I have spent each morning last week on the picket line listening to members of CUPE 441 and Saanich teachers.
In Question Period, I asked the Education Minister about the labour disruption in School District #63 and have subsequently written him a letter seeking further clarification with respect to his responses.
There is a great deal of complexity in this situation, many moving parts and a lot of words flying around. The words are creating confusion about what is actually the problem. The longer students, teachers and support staff are out of the classroom, the more frustration grows.
Advocating for quality education
This is the first labour disruption I have faced in my time as an MLA. Yet another learning curve. My role is to advocate on behalf of the public education system. Our children, my child, is caught in the middle of this dispute. Families in our community are deeply impacted each and every day the schools are shuttered.
From what I have heard while on the line is that the support staff in the Saanich schools are on strike, and the teachers stand side-by-side in support, because the wage disparity is eroding the quality of public education in our district. It is impacting our children every day they are in school.
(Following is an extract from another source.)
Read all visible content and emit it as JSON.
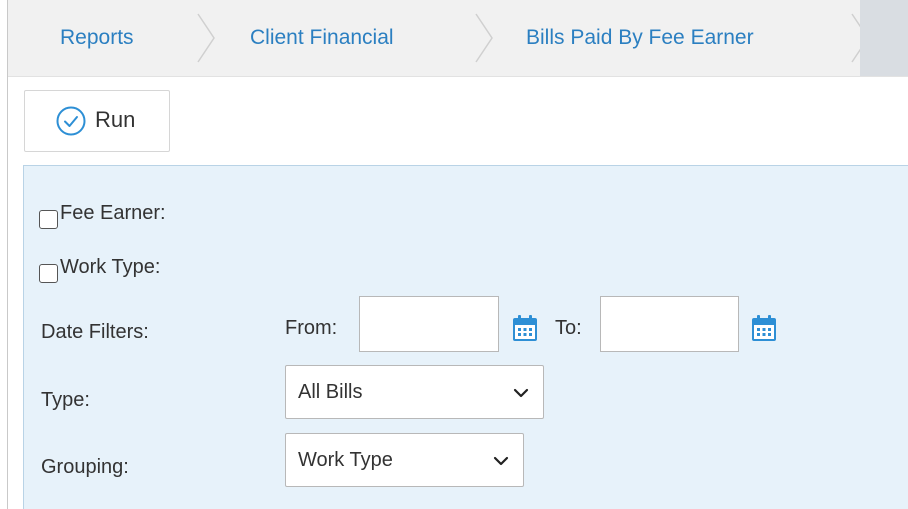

First, a little background. The wage disparity between support staff in Saanich and the neighbouring districts in Victoria and Sooke is the problem. Rooted in a decision made decades ago, the union local opted to negotiate better benefits rather than wages. This decision set Saanich on this course.
As it turns out, sometime later the benefits package was harmonized with the neighbouring districts but the wages were not. There is now a situation where support staff in Saanich are making up to several dollars less than what their counterparts in neighbouring districts make for doing exactly the same work. Saanich is at a competitive disadvantage and make no mistake it is being felt in the classroom.
Saanich at a competitive disadvantage
With three districts in the Capital Region, support staff do not have to go far to get a substantial raise. If they are willing to move further up Island the wages are even higher and the cost of living lower. Support staff are making this choice. As a result, Saanich has a growing recruitment and retention problem.
There is no doubt that the disruption families have felt over the past week has been problematic. However, there is an even deeper issue we need to be aware of. The decisions that school administrators have to make daily when educational assistants decide to leave the district or get sick and need a day off is negatively impacting the quality of our children’s education. This needs to be fixed.
The provincial government’s negotiating framework, the sustainable services mandate to cap wage increases at 2% over each of the next three years is a framework that a fiscally responsible government creates in order to manage hundreds of thousands of public sector workers.
Unfortunately, such a framework does not remedy a wage gap between workers; it only exacerbates it. A 2% annual increase on $20 is different than a 2% increase on $25. Continue to apply that formula over numerous contracts, as has happened in the Capital Region, and you create the situation that has Saanich schools behind a picket line. The support staff are looking for other employment options and in some cases the option is only a few minutes down the road.
We need to get our students back in the classroom. However, I fear sending them back to the current situation for the problem only to grow for another three years is not in our interest as parents or in the interest of our children.
Status quo impacting our children every day
From what I have heard on the picket line, there are only four or five on-call education assistants in the whole district. School administrators are forced to make decisions about which students who need extra support get it and which students will fend for themselves. This hurts our children who need extra support and all of their classmates. This situation puts pressure on our teachers and administrators to make awful decisions that nobody should be put in a position to make.
If School District #63 and CUPE 441 can fix this disparity within the sustainable services mandate as the Education Minister claims, then perhaps this strike will be limited. I heard him express excitement on the CBC that both sides want to get back to the bargaining table. They are in fact at the table this weekend.
While I am eager to get my child back into the classroom, my eagerness dissipates if the status quo is allowed to remain. It’s hollowing out the classroom, the schools, the District and the quality of public education. So if those at the bargaining table cannot resolve this deeper challenge with the tools given them by the Ministry, then perhaps the Education Minister is going to need to use other tools available to him to remedy the disparity.
I’ve heard the voices of many of my peers clearly state the unfairness of burdening our children with this strike. I agree. However, I believe it is even more unfair to burden them with conditions in the schools we send them to daily. It’s those conditions that I hope the Education Minister ensures is remedied.